3. Aan het advies van de Raad om nader in te gaan op de gevolgen van de toetreding van Bulgarije tot de Europese Unie, is gevolg gegeven middels uitbreiding van de toelichtende nota met paragraaf 1.3.2.

De Raad van State geeft U in overweging goed te vinden dat bedoeld Verdrag wordt overgelegd aan de beide Kamers der Staten-Generaal, nadat aan het vorenstaande aandacht zal zijn geschonken.

De Vice-President van de Raad van State,

H. D. Tjeenk Willink

Ik moge U, mede namens de Staatssecretaris van Sociale Zaken en Werkgelegenheid, verzoeken mij te machtigen gevolg te geven aan mijn voornemen het verdrag vergezeld van de gewijzigde toelichtende nota ter stilzwijgende goedkeuring over te leggen aan de Eerste en aan de Tweede Kamer der Staten-Generaal.

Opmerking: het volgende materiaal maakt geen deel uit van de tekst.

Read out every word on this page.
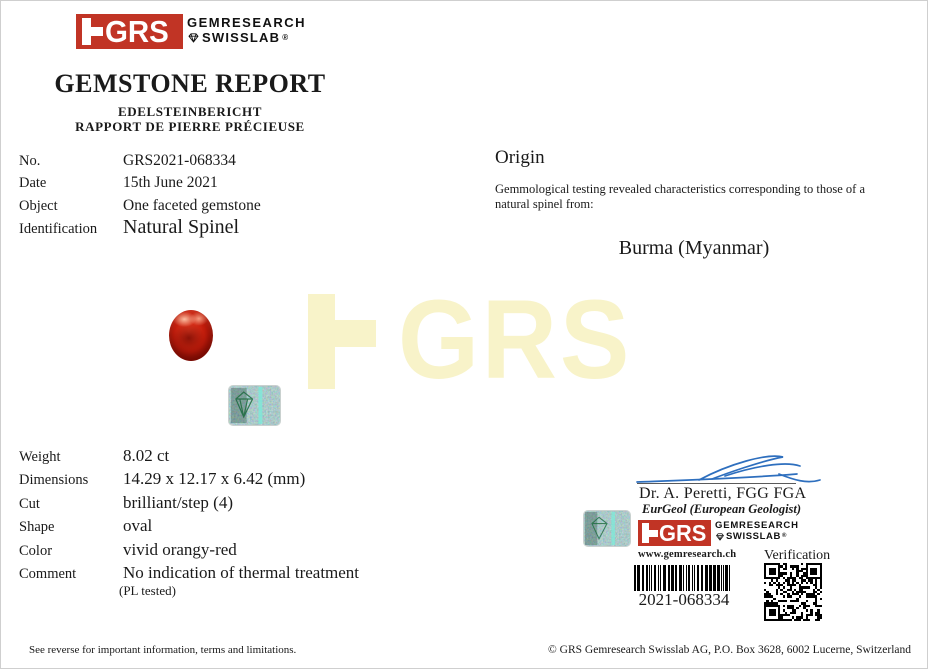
GRS
GRS GEMRESEARCH
SWISSLAB ®
GEMSTONE REPORT
EDELSTEINBERICHT
RAPPORT DE PIERRE PRÉCIEUSE
No.	GRS2021-068334
Date	15th June 2021
Object	One faceted gemstone
Identification Natural Spinel
Origin

Gemmological testing revealed characteristics corresponding to those of a natural spinel from:

Burma (Myanmar)
Weight	8.02 ct
Dimensions 14.29 x 12.17 x 6.42 (mm)
Cut	brilliant/step (4)
Shape	oval
Color	vivid orangy-red
Comment	No indication of thermal treatment
(PL tested)
Dr. A. Peretti, FGG FGA
EurGeol (European Geologist)
GRS GEMRESEARCH
SWISSLAB ®
www.gemresearch.ch Verification
2021-068334
See reverse for important information, terms and limitations.	© GRS Gemresearch Swisslab AG, P.O. Box 3628, 6002 Lucerne, Switzerland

De Minister van Buitenlandse Zaken,

B. R. Bot


XNoot
1

Artikelen 5 tot en met 7 van het Verdrag.

XNoot
2

Europa-Overeenkomst waarbij een associatie tot stand wordt gebracht tussen de Europese Gemeenschappen en hun lidstaten, enerzijds, en de Republiek Bulgarije, anderzijds, 8 maart 1993 (PbEG 1994, L 358).